NOTE: different sample sizes

Note that the headline for this output actually reads:

difference of proportion power calculation for binomial distribution 
(arcsine transformation) 

It appears we will have about 78% power under these circumstances.

31.7.1 Comparison to Balanced Design

How does this compare to the results with a balanced design using only 1000 drug users in total, so that we have 500 patients in each group?
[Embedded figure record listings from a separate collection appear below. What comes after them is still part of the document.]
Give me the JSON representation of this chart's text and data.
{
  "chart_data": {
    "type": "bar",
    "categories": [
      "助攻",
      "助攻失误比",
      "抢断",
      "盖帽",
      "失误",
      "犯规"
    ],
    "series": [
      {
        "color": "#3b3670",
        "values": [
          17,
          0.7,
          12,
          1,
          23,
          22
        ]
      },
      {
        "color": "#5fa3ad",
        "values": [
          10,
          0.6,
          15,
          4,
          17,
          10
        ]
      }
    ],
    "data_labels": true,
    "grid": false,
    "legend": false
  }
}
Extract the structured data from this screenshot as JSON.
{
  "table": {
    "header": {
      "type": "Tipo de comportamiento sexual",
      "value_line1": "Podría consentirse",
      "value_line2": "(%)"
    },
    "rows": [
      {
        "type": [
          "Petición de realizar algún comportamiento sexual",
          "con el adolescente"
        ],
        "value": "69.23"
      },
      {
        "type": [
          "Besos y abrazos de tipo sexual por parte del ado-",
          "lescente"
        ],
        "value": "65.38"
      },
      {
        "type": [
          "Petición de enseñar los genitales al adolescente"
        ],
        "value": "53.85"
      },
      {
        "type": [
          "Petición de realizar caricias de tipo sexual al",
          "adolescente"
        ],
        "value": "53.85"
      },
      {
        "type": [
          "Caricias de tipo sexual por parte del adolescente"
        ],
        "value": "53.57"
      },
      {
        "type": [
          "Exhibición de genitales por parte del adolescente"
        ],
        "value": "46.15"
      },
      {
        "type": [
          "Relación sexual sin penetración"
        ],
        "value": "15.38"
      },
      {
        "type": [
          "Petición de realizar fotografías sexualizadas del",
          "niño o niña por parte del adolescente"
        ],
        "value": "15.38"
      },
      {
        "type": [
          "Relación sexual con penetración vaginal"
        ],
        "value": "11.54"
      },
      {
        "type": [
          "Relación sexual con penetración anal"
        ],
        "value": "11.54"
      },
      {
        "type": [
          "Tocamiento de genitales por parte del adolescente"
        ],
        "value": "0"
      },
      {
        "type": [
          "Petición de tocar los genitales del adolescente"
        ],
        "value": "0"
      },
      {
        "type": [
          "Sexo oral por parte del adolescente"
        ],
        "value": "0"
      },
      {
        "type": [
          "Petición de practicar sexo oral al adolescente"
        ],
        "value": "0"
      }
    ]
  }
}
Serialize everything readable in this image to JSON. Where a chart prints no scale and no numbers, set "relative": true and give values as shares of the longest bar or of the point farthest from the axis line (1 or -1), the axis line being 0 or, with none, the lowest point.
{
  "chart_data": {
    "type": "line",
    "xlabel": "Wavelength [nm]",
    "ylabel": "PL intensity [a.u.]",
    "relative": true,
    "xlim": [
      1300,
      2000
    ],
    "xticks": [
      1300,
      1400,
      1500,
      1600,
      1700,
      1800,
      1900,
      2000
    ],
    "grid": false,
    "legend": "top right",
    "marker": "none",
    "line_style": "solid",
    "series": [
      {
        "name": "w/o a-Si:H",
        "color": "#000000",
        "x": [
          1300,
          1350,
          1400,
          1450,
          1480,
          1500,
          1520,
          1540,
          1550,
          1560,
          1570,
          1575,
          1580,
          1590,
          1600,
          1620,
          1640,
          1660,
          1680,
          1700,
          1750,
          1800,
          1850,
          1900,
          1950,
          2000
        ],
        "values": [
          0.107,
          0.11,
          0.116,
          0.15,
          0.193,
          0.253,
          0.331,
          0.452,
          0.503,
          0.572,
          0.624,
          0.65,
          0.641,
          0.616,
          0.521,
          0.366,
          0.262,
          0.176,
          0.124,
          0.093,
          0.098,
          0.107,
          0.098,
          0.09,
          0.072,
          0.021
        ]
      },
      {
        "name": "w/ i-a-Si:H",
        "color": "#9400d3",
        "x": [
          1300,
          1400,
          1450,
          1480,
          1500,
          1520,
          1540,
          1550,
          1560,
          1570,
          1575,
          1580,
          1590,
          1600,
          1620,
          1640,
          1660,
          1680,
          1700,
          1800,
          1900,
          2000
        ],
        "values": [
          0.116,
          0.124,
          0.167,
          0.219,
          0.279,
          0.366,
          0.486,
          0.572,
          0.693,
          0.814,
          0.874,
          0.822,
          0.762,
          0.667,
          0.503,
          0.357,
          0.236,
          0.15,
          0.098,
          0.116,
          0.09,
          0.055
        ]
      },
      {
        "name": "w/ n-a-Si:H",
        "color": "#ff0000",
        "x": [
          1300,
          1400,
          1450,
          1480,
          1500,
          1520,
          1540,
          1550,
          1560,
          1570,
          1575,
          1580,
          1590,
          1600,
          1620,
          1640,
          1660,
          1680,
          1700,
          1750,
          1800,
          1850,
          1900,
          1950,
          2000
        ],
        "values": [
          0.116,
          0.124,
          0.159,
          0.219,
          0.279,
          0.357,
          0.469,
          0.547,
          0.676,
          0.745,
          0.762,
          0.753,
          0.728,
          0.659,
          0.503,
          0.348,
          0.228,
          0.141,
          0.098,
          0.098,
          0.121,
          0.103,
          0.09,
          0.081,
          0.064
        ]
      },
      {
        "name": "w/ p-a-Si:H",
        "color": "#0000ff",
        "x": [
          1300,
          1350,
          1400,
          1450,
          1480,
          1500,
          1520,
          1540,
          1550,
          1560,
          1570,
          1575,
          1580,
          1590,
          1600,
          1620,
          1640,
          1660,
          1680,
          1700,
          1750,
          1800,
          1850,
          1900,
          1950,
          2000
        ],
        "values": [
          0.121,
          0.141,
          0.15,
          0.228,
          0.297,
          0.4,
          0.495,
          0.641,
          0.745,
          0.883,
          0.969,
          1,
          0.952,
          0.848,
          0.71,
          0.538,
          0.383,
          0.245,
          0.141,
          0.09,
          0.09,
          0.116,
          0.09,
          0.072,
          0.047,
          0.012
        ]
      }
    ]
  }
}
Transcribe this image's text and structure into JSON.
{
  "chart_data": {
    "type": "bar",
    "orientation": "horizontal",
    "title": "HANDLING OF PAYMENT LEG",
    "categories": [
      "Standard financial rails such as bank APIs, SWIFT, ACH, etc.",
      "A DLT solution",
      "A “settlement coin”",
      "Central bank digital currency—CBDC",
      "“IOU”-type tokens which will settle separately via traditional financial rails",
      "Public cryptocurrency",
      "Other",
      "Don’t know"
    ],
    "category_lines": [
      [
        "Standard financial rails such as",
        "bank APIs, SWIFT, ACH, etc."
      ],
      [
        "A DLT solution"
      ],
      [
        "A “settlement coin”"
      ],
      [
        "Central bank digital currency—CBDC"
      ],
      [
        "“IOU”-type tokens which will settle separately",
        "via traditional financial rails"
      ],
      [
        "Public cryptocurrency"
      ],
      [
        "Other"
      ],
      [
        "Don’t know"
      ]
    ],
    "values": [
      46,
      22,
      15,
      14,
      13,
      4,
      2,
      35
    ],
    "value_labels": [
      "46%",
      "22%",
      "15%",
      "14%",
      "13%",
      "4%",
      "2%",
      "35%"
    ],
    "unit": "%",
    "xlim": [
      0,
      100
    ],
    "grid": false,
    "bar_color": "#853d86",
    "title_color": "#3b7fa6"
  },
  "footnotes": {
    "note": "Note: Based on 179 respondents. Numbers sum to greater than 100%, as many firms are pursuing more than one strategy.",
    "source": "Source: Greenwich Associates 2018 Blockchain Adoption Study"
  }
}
     difference of proportion power calculation for binomial distribution (arcsine transformation) 

              h = 0.18
             n1 = 500
             n2 = 500
      sig.level = 0.05
          power = 0.811
    alternative = two.sided

NOTE: different sample sizes

or we could instead have used…


     Two-sample comparison of proportions power calculation 

              n = 500
             p1 = 0.174
             p2 = 0.247
      sig.level = 0.05
          power = 0.809
    alternative = two.sided

NOTE: n is number in *each* group

Note that these two sample size estimation approaches are approximations, and use slightly different approaches, so it’s not surprising that the answers are similar, but not completely identical.

References

Pagano, Marcello, and Kimberlee Gauvreau. 2000. Principles of Biostatistics. Second. Duxbury Press.